US Joins Condemnation of Romanian Anti-Semitic Coin
The United States has joined the American Holocaust Museum and the Anti-Defamation League (ADL) in pleading with Romania to stop minting a coin depicting Patriarch Miron Cristea, who had decidedly anti-Semitic views. He was the prime minister of Romania in 1938-39.
As Hitler prepared to tighten his grip over Europe and begin the mass extermination of Jews, Cristea succeeded in bringing a change in the Romanian citizenship law that resulted in more than one-third of the country’s Jews being stripped of citizenship.
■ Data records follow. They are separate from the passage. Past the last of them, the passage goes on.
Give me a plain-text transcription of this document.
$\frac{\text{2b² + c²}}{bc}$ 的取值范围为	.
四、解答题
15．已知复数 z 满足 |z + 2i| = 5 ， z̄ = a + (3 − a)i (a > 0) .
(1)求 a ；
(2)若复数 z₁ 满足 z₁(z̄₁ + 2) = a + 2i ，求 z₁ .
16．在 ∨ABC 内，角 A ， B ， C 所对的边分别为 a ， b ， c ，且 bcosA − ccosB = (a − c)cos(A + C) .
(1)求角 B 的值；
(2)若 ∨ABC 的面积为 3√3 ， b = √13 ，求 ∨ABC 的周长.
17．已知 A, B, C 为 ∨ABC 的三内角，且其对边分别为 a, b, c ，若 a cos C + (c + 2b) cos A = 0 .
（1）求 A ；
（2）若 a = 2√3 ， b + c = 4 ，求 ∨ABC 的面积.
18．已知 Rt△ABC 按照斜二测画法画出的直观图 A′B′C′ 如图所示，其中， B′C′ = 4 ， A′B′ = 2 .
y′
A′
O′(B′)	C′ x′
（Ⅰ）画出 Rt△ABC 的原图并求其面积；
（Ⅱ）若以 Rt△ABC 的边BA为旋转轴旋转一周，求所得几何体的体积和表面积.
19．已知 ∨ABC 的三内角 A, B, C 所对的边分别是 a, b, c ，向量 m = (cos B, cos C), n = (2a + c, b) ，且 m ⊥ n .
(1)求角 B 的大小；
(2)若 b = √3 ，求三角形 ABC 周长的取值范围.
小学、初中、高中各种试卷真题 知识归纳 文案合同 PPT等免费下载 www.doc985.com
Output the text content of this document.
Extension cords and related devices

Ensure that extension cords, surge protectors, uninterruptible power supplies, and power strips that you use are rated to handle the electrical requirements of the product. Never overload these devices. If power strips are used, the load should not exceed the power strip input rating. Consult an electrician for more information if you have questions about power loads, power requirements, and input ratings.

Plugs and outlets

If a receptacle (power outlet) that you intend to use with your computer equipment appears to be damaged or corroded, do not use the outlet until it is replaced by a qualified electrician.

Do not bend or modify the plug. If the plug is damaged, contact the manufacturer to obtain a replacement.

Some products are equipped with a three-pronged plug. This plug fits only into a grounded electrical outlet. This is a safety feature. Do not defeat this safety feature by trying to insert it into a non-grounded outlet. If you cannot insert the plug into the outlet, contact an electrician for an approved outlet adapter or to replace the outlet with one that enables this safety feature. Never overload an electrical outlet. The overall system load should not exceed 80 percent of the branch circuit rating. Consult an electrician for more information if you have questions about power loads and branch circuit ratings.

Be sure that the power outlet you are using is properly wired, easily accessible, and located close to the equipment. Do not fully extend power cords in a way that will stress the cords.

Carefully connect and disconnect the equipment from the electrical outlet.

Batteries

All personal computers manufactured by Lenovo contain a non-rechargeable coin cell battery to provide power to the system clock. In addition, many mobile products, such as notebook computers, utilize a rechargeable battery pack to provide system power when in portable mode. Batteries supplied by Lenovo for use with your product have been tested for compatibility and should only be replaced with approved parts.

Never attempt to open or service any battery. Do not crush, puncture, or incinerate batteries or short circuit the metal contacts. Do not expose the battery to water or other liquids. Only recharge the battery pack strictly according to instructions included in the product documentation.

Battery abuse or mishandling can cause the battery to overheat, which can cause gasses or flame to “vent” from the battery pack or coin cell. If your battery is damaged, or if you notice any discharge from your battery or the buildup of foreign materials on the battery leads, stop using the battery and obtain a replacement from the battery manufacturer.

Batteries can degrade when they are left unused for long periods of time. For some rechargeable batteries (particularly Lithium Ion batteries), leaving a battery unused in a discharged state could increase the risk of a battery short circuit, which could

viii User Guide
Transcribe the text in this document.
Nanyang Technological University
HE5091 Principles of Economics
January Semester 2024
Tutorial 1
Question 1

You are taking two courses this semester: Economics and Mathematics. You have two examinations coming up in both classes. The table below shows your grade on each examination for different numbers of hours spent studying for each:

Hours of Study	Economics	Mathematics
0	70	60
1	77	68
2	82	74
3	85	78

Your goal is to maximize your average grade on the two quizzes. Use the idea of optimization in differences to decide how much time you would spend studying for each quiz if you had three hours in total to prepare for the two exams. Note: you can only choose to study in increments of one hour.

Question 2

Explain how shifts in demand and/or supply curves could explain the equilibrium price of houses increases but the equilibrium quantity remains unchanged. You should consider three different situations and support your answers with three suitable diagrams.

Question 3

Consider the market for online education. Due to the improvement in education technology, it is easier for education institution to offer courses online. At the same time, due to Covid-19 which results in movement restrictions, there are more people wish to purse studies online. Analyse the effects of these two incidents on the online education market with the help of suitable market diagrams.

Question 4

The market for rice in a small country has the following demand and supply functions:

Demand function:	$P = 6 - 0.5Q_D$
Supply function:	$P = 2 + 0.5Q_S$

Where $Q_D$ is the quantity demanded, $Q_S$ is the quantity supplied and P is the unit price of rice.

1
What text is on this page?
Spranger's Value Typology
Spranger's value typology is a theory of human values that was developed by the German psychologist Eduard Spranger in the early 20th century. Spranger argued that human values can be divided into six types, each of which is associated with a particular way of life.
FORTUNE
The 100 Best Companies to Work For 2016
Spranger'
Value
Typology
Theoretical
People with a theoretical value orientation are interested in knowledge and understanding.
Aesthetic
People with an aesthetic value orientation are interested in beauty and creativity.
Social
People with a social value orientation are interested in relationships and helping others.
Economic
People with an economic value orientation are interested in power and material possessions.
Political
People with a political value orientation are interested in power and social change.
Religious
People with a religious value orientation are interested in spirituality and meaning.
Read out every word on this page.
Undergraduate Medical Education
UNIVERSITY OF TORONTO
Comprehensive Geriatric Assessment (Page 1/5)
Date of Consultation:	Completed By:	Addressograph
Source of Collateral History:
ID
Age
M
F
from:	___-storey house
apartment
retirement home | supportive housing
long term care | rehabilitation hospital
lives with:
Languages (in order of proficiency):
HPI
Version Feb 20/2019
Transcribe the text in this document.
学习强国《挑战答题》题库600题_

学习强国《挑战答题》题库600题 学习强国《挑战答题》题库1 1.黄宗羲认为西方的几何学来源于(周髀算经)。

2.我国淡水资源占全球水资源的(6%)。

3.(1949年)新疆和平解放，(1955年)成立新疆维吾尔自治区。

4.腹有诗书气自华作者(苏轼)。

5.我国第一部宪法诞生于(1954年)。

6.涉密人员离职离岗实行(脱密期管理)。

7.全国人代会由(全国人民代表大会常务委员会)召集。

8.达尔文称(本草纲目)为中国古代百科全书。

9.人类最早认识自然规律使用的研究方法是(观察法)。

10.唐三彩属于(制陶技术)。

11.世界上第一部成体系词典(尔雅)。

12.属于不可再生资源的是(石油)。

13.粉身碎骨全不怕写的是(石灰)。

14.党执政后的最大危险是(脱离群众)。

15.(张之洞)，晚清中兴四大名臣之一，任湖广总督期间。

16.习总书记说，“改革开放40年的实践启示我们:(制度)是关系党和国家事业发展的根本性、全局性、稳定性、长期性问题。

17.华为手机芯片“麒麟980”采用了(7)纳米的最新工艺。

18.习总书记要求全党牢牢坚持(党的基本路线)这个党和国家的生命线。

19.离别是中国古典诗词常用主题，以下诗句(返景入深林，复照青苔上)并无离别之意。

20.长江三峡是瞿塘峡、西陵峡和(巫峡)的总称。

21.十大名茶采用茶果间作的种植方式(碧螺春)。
The Romanian central bank recently began minting silver coins bearing portraits of patriarchs, including Cristea, in commemoration of the 125th year of the establishment of the Romanian Orthodox Church, which Cristea led between 1925 and 1939.
The bank stated last week it will continue minting the coin after having studied and rejected protest letters from the Washington Holocaust Memorial Museum and the Elie Wiesel National Institute for the Study of Holocaust in Romania.
"I am very disappointed by the decision on the part of the National Bank of Romania to issue the coin commemorating Patriarch Miron Cristea,” said Mark Gitenstein, the U.S. Ambassador in Romania. “Cristea's actions as Prime Minister - specifically his role in the revocation of citizenship for over 225,000 Romanian Jews - cannot be ignored,"
ADL national director Abraham Foxman said he was “shocked and disappointed” at the bank’s decision to honor Cristea, and he asked Romanian President Trajan Basescu to include information about Cristea’s anti-Semitic policies.